Examples of Painting Techniques:

Oil: The pigment is suspended in oil, most often linseed oil. For those of you who cook with oil, you are already familiar with its properties. It is very slow drying and glossy in tone. The oil example is Jan van Eyck’s Man in a Red Turban, 1433. The red in the painting is glossy, glassy, and very rich in tone. Oil paints tend to be the most saturated. The red reads as rich velvet and beautifully textured. The artist was able to achieve magnificent contrasts between high value and low value areas resulting in perfectly shaded hills and valleys.

 

THIS IMAGE IS TOO NARROW AND LONG, RESULTING IN A DISTORTION IN THE PROPORTIONS OF THE FACE.

Due to the fact that oils are so slow to dry, the artists can constantly rework areas. If the area of the cheek bone does not pop out enough (not high enough as a hill on the surface of the face), the artist can go back with a little white paint and blend it into the flesh tint to increase the value (like a woman applying a little rouge to her cheek in order to slightly change her skin tone). Advantages? The color is the richest possible and artists have time to make subtle changes and rework areas. Disadvantages? Form definition is based on modulations in color, rather than on line as edge or boundary. Rarely will you see an oil painting with as sharp interior definition as in the earlier tempera example. There are no edges. We perceive where objects begin and end based on the presence, absence, or fading away of colors. Also a disadvantage is the drying time. It may take two to three months for an oil painting to fully dry, so artists must take care not to harm the unstable surface during that period.

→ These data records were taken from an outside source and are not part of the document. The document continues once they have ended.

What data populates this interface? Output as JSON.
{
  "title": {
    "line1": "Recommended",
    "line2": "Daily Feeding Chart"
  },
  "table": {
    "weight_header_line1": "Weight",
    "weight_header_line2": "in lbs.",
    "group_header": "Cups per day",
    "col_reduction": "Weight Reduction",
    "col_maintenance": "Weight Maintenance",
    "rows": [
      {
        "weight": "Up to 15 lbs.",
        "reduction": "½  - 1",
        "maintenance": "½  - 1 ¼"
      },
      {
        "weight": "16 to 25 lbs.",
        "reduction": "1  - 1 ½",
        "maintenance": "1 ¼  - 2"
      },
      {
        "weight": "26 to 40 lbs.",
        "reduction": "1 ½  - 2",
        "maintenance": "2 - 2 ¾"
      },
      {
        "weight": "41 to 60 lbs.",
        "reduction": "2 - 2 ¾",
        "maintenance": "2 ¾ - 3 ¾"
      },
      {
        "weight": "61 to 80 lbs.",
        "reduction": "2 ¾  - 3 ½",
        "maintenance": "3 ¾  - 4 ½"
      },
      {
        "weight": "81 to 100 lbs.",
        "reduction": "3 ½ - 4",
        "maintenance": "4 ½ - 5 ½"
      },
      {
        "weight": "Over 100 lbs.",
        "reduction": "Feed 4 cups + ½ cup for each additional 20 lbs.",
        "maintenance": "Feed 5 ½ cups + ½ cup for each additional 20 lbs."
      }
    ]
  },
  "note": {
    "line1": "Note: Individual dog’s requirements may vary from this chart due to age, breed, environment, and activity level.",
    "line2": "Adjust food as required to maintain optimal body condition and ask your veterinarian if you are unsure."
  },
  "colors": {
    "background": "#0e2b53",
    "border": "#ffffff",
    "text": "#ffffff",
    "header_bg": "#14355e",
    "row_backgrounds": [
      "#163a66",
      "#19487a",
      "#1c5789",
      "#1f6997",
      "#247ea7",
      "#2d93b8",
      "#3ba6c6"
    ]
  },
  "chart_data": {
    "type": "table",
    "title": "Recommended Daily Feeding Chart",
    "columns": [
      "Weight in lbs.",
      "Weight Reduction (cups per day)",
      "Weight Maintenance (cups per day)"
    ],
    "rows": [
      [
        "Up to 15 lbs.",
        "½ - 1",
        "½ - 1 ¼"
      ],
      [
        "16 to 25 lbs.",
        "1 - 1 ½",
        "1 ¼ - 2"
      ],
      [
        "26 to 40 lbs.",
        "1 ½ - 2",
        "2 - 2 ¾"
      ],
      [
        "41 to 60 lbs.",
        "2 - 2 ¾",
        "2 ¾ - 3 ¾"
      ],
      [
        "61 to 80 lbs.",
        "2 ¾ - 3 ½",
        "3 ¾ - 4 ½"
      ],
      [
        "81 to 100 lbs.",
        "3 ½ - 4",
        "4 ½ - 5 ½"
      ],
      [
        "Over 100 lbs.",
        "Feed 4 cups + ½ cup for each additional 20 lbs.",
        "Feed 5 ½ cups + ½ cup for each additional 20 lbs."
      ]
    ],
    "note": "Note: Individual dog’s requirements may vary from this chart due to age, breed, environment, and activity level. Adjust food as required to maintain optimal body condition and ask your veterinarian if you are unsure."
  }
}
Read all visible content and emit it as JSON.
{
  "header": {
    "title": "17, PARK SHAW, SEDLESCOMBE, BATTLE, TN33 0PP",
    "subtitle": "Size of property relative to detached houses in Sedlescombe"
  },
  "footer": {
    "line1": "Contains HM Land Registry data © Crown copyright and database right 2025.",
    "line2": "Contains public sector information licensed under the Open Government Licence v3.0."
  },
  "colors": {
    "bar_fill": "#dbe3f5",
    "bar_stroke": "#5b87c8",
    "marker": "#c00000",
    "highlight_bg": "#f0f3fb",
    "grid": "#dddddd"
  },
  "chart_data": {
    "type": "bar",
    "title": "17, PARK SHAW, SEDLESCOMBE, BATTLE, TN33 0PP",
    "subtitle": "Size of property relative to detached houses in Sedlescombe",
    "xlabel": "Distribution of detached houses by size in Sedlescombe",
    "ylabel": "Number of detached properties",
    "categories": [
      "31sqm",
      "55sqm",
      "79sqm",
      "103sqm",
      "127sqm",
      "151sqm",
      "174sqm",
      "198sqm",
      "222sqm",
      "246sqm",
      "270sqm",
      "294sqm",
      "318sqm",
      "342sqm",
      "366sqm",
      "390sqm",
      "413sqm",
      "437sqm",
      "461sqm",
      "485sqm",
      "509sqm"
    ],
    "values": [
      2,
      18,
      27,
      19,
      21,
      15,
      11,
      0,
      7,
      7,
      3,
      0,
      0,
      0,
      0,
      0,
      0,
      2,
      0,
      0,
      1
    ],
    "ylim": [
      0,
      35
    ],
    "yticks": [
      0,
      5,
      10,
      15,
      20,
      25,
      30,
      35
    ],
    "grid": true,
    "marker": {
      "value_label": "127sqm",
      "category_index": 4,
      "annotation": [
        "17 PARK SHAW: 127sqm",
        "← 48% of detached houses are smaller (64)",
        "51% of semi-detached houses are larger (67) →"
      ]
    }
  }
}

In order to protect the unstable surface, artists apply varnishes over the oil paint. Varnishes may be of wax or a sprayed on polyurethane.  However, a problem may arise. The varnish does not breath, but the oils and support (wooden board or canvas) may contact or expand depending on the fluctuating temperature and humidity in the room. If this varnish does not ”give,” then there will be a cracking in the varnish as seen in the above example. Museum restorers are now able to remove the old varnish (which may also get yellowish over time) and replace it with a more “breathable” varnish in order to return the painting to its original condition. Museums also try to control the indoor climate to prevent as much damage as possible.